Remarque: les lectures sont des copies de virus. Par exemple, les virus contenus dans ce vaccin représentent environ 5% de l’ADN total, ce qui équivaut à environ 500 000 lectures. Le virus de la rougeole contient environ 850 lectures, soit 0,008%. Plus vous réduisez les lectures et les pourcentages, plus les quantités diminuent.
Gardez cela à l’esprit, car c’est essentiel.
Trois lectures, équivalant à 0,00008% du total des virus à ARN, peuvent-elles créer une immunisation? Si tel est le cas, un problème très sérieux se pose alors sur ce que vous lisez ci-dessous.
Dans le même vaccin, des traces ont également été détectées dans une mesure encore plus grande mais encore très faible, de nombreux virus fortuits. Mais aussi quelque chose d’autre.
Dans le vaccin GlaxoSmithKline Priorix Tetra, des Proteobacteries, vers plats Platyhelminthes et Nematodes, 10 autres virus ARNs, Microviridae (virus bactériens ou phages) et de nombreux rétrovirus, y compris des rétrovirus humains et aviaires endogènes, des virus aviaires, des virus de l’immunodéficience humaine et Virus de l’immunodéficience simienne, s’ils sont insérés dans la base de données s’avèrent être des fragments de VIH et de SIV), virus murin, virus de l’anémie infectieuse équine, virus de la maladie lymphoproliférative, virus du sarcome de Rous. D’autres virus comme l’alphaendornavirus et le virus de l’hépatite B, le virus de la levure.
Nous répétons pour mieux exprimer le concept et nous vous prions tous d’exploiter nos résultats avec précaution: dans le vaccin Priorix Tetra, la présence du virus de la rubéole n’a pas été détectée, sauf dans un seul lot, mais la quantité était si petite que cela met en doute le fait que cela puisse provoquer une immunisation. Si nous considérons que ce vaccin est efficace contre la rubéole, car 3 lectures égales à 0,00008% de l’Arn total suffisent à déterminer une réaction dans l’organisme, cela vaut également pour une longue série de virus oncogènes, VIH, vers et bactéries présents dans des quantités égales ou supérieures au virus de la rubéole.
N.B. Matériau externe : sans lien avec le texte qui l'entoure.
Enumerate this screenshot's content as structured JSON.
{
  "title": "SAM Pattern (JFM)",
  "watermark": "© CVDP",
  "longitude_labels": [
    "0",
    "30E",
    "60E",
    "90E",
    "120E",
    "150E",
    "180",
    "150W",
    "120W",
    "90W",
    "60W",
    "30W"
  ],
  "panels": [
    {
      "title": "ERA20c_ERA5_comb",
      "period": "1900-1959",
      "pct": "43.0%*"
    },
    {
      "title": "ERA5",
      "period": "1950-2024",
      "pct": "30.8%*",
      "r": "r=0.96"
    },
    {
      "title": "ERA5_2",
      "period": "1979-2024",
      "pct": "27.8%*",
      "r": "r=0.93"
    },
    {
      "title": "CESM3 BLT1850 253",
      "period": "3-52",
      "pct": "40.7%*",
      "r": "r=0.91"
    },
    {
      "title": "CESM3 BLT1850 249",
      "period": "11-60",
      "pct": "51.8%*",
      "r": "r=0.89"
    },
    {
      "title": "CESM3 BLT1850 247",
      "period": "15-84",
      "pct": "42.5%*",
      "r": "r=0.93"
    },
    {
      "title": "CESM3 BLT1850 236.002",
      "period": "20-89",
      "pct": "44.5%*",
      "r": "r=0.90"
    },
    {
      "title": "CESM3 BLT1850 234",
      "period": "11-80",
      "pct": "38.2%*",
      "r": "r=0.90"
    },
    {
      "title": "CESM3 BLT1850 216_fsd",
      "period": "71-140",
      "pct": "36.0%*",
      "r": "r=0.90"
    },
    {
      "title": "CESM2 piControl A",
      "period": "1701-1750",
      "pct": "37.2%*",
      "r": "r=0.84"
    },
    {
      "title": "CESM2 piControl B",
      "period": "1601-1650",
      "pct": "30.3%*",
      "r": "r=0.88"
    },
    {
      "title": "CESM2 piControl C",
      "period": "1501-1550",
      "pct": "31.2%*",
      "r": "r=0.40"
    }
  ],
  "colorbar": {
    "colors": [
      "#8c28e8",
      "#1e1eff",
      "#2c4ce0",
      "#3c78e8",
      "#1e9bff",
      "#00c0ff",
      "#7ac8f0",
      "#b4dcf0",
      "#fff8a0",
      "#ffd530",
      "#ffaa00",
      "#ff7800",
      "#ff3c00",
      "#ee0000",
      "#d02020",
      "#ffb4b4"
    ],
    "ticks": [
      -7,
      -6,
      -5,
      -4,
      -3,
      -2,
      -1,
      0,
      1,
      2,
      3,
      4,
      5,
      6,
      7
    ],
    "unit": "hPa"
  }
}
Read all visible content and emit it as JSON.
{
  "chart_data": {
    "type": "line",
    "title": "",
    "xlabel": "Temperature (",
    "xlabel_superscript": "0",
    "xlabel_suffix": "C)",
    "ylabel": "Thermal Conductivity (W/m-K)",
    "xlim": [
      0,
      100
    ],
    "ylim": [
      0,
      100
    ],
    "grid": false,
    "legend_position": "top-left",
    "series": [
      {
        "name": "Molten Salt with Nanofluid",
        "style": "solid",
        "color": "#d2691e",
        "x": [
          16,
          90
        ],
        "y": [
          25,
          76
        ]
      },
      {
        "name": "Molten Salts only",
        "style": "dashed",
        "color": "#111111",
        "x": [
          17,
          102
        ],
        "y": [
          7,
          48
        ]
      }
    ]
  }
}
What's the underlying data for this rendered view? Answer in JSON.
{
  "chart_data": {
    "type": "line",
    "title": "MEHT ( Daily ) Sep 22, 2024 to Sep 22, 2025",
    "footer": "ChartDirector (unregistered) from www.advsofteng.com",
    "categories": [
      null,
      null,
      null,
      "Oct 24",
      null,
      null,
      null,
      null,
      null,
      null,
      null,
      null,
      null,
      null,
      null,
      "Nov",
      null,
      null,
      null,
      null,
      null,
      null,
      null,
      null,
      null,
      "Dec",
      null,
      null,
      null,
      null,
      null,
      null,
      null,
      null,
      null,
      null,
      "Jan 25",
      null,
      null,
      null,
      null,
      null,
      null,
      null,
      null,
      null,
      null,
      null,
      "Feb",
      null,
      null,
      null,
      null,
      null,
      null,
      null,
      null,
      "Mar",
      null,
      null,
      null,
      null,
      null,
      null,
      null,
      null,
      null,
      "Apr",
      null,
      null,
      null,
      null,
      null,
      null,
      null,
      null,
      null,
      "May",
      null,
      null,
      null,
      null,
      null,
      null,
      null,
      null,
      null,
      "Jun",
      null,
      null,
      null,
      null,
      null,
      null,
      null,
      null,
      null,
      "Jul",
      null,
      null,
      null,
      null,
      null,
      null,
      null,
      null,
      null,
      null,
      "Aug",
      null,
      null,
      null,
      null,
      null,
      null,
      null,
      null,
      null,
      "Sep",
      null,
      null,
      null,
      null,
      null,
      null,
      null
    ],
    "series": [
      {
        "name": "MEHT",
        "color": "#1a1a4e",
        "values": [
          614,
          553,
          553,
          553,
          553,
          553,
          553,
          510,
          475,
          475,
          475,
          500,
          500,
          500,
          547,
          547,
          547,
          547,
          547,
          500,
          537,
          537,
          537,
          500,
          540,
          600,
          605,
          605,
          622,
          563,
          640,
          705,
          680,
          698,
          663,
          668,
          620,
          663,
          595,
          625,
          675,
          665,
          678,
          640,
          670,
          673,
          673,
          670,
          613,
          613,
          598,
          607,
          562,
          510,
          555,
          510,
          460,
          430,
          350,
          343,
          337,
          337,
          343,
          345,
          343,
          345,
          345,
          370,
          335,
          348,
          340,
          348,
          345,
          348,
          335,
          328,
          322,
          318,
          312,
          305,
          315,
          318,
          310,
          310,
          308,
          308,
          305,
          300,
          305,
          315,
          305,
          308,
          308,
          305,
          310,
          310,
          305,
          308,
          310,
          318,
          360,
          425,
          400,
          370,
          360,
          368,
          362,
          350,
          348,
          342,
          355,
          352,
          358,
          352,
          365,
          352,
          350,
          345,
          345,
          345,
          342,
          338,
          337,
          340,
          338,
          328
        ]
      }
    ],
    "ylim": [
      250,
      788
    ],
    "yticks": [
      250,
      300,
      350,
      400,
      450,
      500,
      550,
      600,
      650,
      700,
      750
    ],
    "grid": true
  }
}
Fondamentalement, nous avons dû aller très en profondeur pour retracer le virus de la rubéole (afin de prouver sa présence), en utilisant une méthode de haute sensibilité. Cela nous a également amenés à rencontrer des dizaines de virus et de rétrovirus, certains potentiellement cancérogènes, des champignons, des levures, des bactéries.
Quelle que soit la réponse concernant la quantité de ces composés, il est certain qu’il ne devrait pas y en avoir; Cela montre encore qu’il n’y a AUCUN contrôle adéquat sur les vaccins, sinon ces éléments ne seraient pas détectés.
Pour rappel, Marisol Touraine, qui a initié la loi rendant les 11 vaccins obligatoires et qui affirme que “la vaccination ça ne se discute pas”, n’a aucune formation médicale, zéro. Elle ne sait même pas faire la différence entre le vaccin DTP et le BCG.

Agnès Buzyn, la nouvelle ministre rémunérée pendant au moins 14 ans par les labos affirme elle que le débat sur les dangers de la vaccination, et notamment des adjuvants utilisés dans les vaccins, relèverait de « l’irrationnel le plus total » et de la « désinformation » des « réseaux sociaux ». Vraiment?